The emergence of Dirac semimetals has stimulated growing attention, owing to the considerable technological potential arising from their peculiar exotic quantum transport related to their nontrivial topological states. Especially, materials showing type-II Dirac fermions afford novel device functionalities enabled by anisotropic optical and magnetotransport properties.
Nevertheless, real technological implementation has remained elusive so far. Definitely, in most Dirac semimetals, the Dirac point lies deep below the Fermi level, limiting technological exploitation.
Here, it is shown that kitkaite (NiTeSe) represents an ideal platform for type-II Dirac fermiology based on spin-resolved angle-resolved photoemission spectroscopy and density functional theory.

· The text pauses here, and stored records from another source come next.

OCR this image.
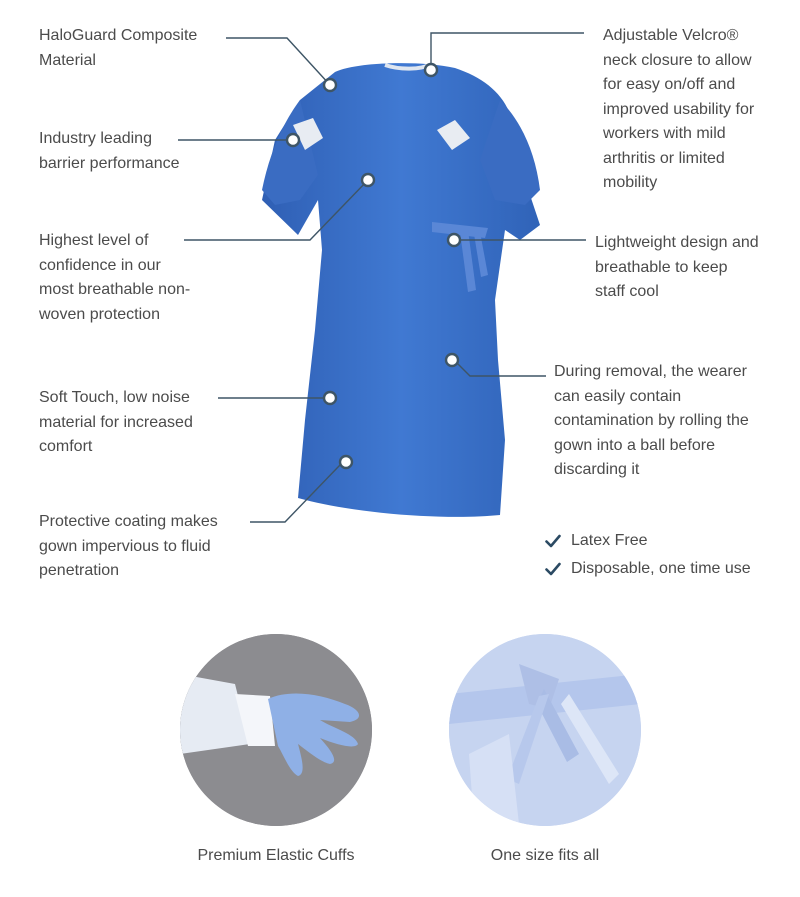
HaloGuard Composite
Material

Industry leading
barrier performance

Highest level of
confidence in our
most breathable non-
woven protection

Soft Touch, low noise
material for increased
comfort

Protective coating makes
gown impervious to fluid
penetration

Adjustable Velcro®
neck closure to allow
for easy on/off and
improved usability for
workers with mild
arthritis or limited
mobility

Lightweight design and
breathable to keep
staff cool

During removal, the wearer
can easily contain
contamination by rolling the
gown into a ball before
discarding it

Latex Free
Disposable, one time use
Premium Elastic Cuffs	One size fits all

Precisely, the existence of type-II bulk Dirac fermions is discovered in NiTeSe around the Fermi level and the presence of topological surface states with strong (approximate to 50%) spin polarization.
By means of surface-science experiments in near-ambient pressure conditions, chemical inertness towards ambient gases (oxygen and water) is also demonstrated. Correspondingly, NiTeSe-based devices without encapsulation afford long-term efficiency, as demonstrated by the direct implementation of a NiTeSe-based microwave receiver with a room-temperature photocurrent of 2.8 mu A at 28 GHz and more than two orders of magnitude linear dynamic range.
The findings are essential to bringing to fruition type-II Dirac fermions in photonics, spintronics, and optoelectronics.